Lots of misinformation in the answers here

Update:29 Sep 2018
Summary:

Lots of misinformation in the answers here. Firstly, if […]

Lots of misinformation in the answers here. Firstly, if you have your own sheep who you care for and trim off some wool, then I don’t see an ethical problem as long as the sheep does not suffer in any way. However, most people get their wool from the wool industry, which is highly cruel. I’ve broken down the wool industry cruelty in 5 parts below:

I. In nature, sheep do not produce so much wool that they knitted fabrics would die from overheating. The humans of wool industry have selectively manipulated and artificially bred modern sheep to have thick layers of wool to increase profitability. Let’s not pretend that shearing wool is done out of concern and “public service” for the animal.

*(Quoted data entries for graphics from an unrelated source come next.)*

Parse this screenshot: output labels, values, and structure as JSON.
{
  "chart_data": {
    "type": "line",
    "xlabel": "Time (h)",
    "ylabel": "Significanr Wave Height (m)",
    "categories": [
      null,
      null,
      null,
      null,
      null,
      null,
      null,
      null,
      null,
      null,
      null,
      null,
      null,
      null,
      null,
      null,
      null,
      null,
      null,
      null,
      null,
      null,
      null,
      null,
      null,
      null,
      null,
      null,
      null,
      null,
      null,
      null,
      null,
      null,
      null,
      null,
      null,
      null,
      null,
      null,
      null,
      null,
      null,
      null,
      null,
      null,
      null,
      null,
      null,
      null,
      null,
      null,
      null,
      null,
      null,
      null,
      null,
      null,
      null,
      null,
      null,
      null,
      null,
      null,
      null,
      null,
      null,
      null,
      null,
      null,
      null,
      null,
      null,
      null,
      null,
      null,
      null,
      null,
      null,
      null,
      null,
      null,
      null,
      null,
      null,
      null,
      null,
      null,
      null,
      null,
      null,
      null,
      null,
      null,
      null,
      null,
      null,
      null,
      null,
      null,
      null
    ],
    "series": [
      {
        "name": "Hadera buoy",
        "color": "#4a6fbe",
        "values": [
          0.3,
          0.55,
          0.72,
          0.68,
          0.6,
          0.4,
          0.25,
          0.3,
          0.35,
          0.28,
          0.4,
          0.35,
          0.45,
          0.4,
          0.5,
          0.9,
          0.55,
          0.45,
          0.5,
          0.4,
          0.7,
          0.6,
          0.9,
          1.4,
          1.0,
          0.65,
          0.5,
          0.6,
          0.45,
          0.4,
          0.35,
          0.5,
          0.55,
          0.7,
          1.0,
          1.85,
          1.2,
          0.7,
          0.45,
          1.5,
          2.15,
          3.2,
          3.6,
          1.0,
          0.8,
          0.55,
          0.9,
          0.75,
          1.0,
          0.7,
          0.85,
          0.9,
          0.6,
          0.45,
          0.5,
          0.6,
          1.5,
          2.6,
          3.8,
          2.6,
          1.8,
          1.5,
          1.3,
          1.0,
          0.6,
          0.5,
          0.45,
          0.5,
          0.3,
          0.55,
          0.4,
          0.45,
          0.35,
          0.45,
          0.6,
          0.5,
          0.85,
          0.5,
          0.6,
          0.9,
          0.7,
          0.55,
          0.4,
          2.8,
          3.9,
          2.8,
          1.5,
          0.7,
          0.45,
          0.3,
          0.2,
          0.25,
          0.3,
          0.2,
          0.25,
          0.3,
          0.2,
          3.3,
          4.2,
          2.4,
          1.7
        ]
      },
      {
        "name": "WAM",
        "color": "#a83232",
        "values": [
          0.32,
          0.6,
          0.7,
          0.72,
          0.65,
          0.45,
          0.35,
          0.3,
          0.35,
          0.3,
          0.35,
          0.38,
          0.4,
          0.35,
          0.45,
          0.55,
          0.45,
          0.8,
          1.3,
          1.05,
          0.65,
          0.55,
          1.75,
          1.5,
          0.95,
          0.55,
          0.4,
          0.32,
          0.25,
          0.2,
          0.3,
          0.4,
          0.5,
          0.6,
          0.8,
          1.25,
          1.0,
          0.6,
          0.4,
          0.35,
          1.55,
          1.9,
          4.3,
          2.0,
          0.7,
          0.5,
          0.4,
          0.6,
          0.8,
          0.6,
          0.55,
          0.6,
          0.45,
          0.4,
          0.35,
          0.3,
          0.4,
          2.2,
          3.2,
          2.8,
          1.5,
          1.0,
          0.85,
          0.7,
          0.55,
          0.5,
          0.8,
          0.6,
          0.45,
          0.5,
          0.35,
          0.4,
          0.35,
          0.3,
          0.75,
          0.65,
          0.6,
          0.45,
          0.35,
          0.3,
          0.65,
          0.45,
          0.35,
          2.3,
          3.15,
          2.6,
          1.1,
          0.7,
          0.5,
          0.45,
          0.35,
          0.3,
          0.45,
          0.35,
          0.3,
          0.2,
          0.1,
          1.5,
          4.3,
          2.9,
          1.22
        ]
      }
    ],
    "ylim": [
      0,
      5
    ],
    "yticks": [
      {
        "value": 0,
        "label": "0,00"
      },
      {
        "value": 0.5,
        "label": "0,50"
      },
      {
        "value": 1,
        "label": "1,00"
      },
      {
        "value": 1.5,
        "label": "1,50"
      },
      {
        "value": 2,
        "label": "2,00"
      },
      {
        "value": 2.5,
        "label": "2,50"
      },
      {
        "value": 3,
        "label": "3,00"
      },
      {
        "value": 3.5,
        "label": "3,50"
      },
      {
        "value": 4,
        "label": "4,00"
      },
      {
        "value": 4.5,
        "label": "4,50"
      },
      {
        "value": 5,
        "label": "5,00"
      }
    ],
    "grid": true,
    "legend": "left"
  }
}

II. Sheep are mutilated soon after birth - holes are punched into their ears (for identification) their tails are chopped off - process known as tail docking (to prevent infection) - and the males are castrated without painkillers. “According to the 2011 NAHSM Survey, 88.1 percent of US sheep farms dock their lambs; 68.5 pecent castrate ram lambs.”[1]

III. Castration can be done by making an incision and surgically cutting their testicles out. But the most common method is to place a tight rubber ring around the base of the sheep’s testicles so the blood supply is cut off and the testes slowly shrivel, wither and drop off after 2 weeks. This procedure is extremely painful and done without any painkillers.[1][2][3]

IV. The shearing process typically cuts into the sheep skin, because workers are not paid by the hour, but rather by the volume of wool they shear. Thus, they work rapidly without care for the sheep’s safety. “This hasty and careless shearing leads to frequent injuries, and workers use a needle and thread to sew the worst wounds shut—without any pain relief. Strips of skin—and even teats, tails, and ears—are often cut or ripped off during shearing.” [2][3]

V. Similar to dairy industry, which sends dairy cows to slaughter after they’re “spent,” the wool industry sends sheep for slaughter when wool production declines.[2][3] This is to maximize profitability.

In conclusion, wool industry exploits sheep from the moment they are born. And by purchasing wool, you are directly funding this exploitation and violence. Luckily, countless wonderful alternatives to wool now exist and there is no need for anyone to use wool.